Running this without OpenACC prints:
1 2 3 4 5 6 7 8 9 10
10
What about with OpenACC targeting offload device? Well let’s break this down.
- First copy moves array data (10 elements) to offload device
- Second copy increments the structured reference counter since data is already on device. This behavior also matches OpenMP spec as far as I can tell (page 153 of 5.2 spec)
- Iterating through the array from first element is legal and not an out of bounds violation - the whole array is on the device.
- What about the size of the array? OpenACC specification is primarily focused on the data. It only provides this guidance for the descriptor: “For Fortran array pointers and allocatable arrays, this includes copying any associated descriptor (dope vector) to the device copy of the pointer”.
- So what should the value be?

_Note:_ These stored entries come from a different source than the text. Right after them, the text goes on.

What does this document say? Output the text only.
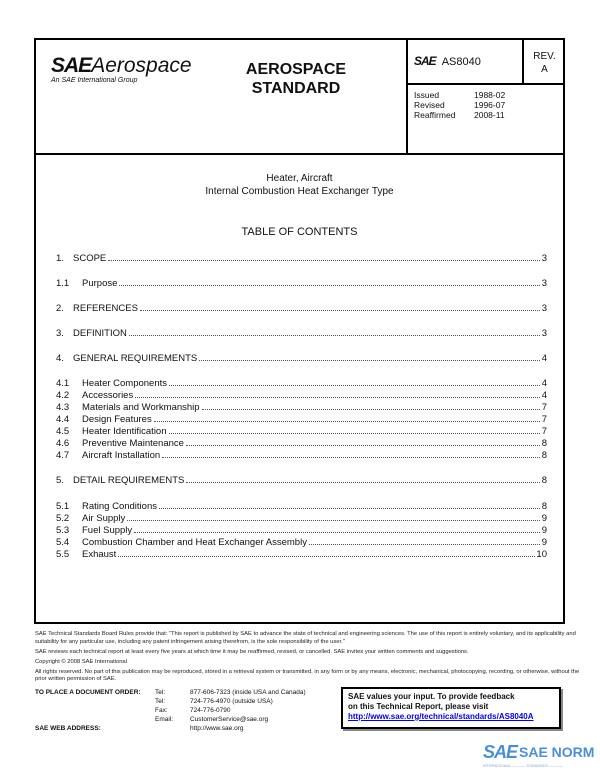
SAEAerospace
An SAE International Group
AEROSPACE
STANDARD
SAE AS8040	REV.
A
Issued	1988-02
Revised	1996-07
Reaffirmed	2008-11
Heater, Aircraft
Internal Combustion Heat Exchanger Type
TABLE OF CONTENTS
1. SCOPE	3
1.1	Purpose	3
2. REFERENCES	3
3. DEFINITION	3
4. GENERAL REQUIREMENTS	4
4.1	Heater Components	4
4.2	Accessories	4
4.3	Materials and Workmanship	7
4.4	Design Features	7
4.5	Heater Identification	7
4.6	Preventive Maintenance	8
4.7	Aircraft Installation	8
5. DETAIL REQUIREMENTS	8
5.1	Rating Conditions	8
5.2	Air Supply	9
5.3	Fuel Supply	9
5.4	Combustion Chamber and Heat Exchanger Assembly	9
5.5	Exhaust	10

SAE Technical Standards Board Rules provide that: "This report is published by SAE to advance the state of technical and engineering sciences. The use of this report is entirely voluntary, and its applicability and suitability for any particular use, including any patent infringement arising therefrom, is the sole responsibility of the user."

SAE reviews each technical report at least every five years at which time it may be reaffirmed, revised, or cancelled. SAE invites your written comments and suggestions.

Copyright © 2008 SAE International

All rights reserved. No part of this publication may be reproduced, stored in a retrieval system or transmitted, in any form or by any means, electronic, mechanical, photocopying, recording, or otherwise, without the prior written permission of SAE.

TO PLACE A DOCUMENT ORDER: Tel:	877-606-7323 (inside USA and Canada)
Tel:	724-776-4970 (outside USA)
Fax:	724-776-0790
Email:	CustomerService@sae.org
SAE WEB ADDRESS:	http://www.sae.org
SAE values your input. To provide feedback
on this Technical Report, please visit
http://www.sae.org/technical/standards/AS8040A
SAE SAE NORM
INTERNATIONAL ———— STANDARDS ————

We obviously have the whole array on the device.
- Well, the associated descriptor with the array has a size of 10. So on device we should also have a size of 10.
(I also just tested with two offload implementations nvfortran and gfortran and confirmed the results).
!$acc data copy(array)
!$acc serial copy(array(5:10)) copyout(arraysize)
==>
%0 = fir.address_of(@_QFEarray) : !fir.ref<!fir.box<!fir.heap<!fir.array<?xi32>>>>
%6 = fir.load %0 : !fir.ref<!fir.box<!fir.heap<!fir.array<?xi32>>>>
%7:3 = fir.box_dims %6, %c0 : (!fir.box<!fir.heap<!fir.array<?xi32>>>, index) -> (index, index, index)
%8 = arith.subi %7#1, %c1 : index
%9 = acc.bounds lowerbound(%c0 : index) upperbound(%8 : index) stride(%7#2 : index) startIdx(%7#0 : index) {strideInBytes = true}
%10 = fir.box_addr %6 : (!fir.box<!fir.heap<!fir.array<?xi32>>>) -> !fir.heap<!fir.array<?xi32>>
%11 = acc.copyin varPtr(%10 : !fir.heap<!fir.array<?xi32>>) bounds(%9) -> !fir.heap<!fir.array<?xi32>> {dataClause = 3 : i64, name = "array"}
acc.data dataOperands(%11 : !fir.heap<!fir.array<?xi32>>) {
%27 = fir.load %0 : !fir.ref<!fir.box<!fir.heap<!fir.array<?xi32>>>>
%28:3 = fir.box_dims %27, %c0 : (!fir.box<!fir.heap<!fir.array<?xi32>>>, index) -> (index, index, index)
%29 = arith.subi %c5, %28#0 : index
%30 = arith.subi %c10, %28#0 : index
%31 = acc.bounds lowerbound(%29 : index) upperbound(%30 : index) stride(%28#2 : index) startIdx(%28#0 : index) {strideInBytes = true}
%32 = fir.box_addr %27 : (!fir.box<!fir.heap<!fir.array<?xi32>>>) -> !fir.heap<!fir.array<?xi32>>
%33 = acc.copyin varPtr(%32 : !fir.heap<!fir.array<?xi32>>) bounds(%31) -> !fir.heap<!fir.array<?xi32>> {dataClause = 3 : i64, name = "array(5:10)"}
%34 = acc.create varPtr(%1 : !fir.ref<i32>) -> !fir.ref<i32> {dataClause = 4 : i64, name = "arraysize"}
acc.serial dataOperands(%33, %34 : !fir.heap<!fir.array<?xi32>>, !fir.ref<i32>) {
...
%50 = fir.load %0 : !fir.ref<!fir.box<!fir.heap<!fir.array<?xi32>>>>
%51:3 = fir.box_dims %50, %c0 : (!fir.box<!fir.heap<!fir.array<?xi32>>>, index) -> (index, index, index)
%52 = fir.convert %51#1 : (index) -> i32
fir.store %52 to %1 : !fir.ref<i32>
...
So the points I wanted to highlight:
- Notice how the acc.bounds operation is associated with the data action (acc.copyin). The original variable “array” is not reboxed. OpenACC slice semantics are not the same as slice semantics on the source language.
- The two copyin operations produce %11 and %33 respectively. These point to the same memory location. The IR here makes it more evident because it keeps the bounds separate from the “varPtr”. And in both cases, the varPtr is the loaded address from the same descriptor.
- The FIR inside the region is unaffected by the slicing operation. The original descriptor is still used.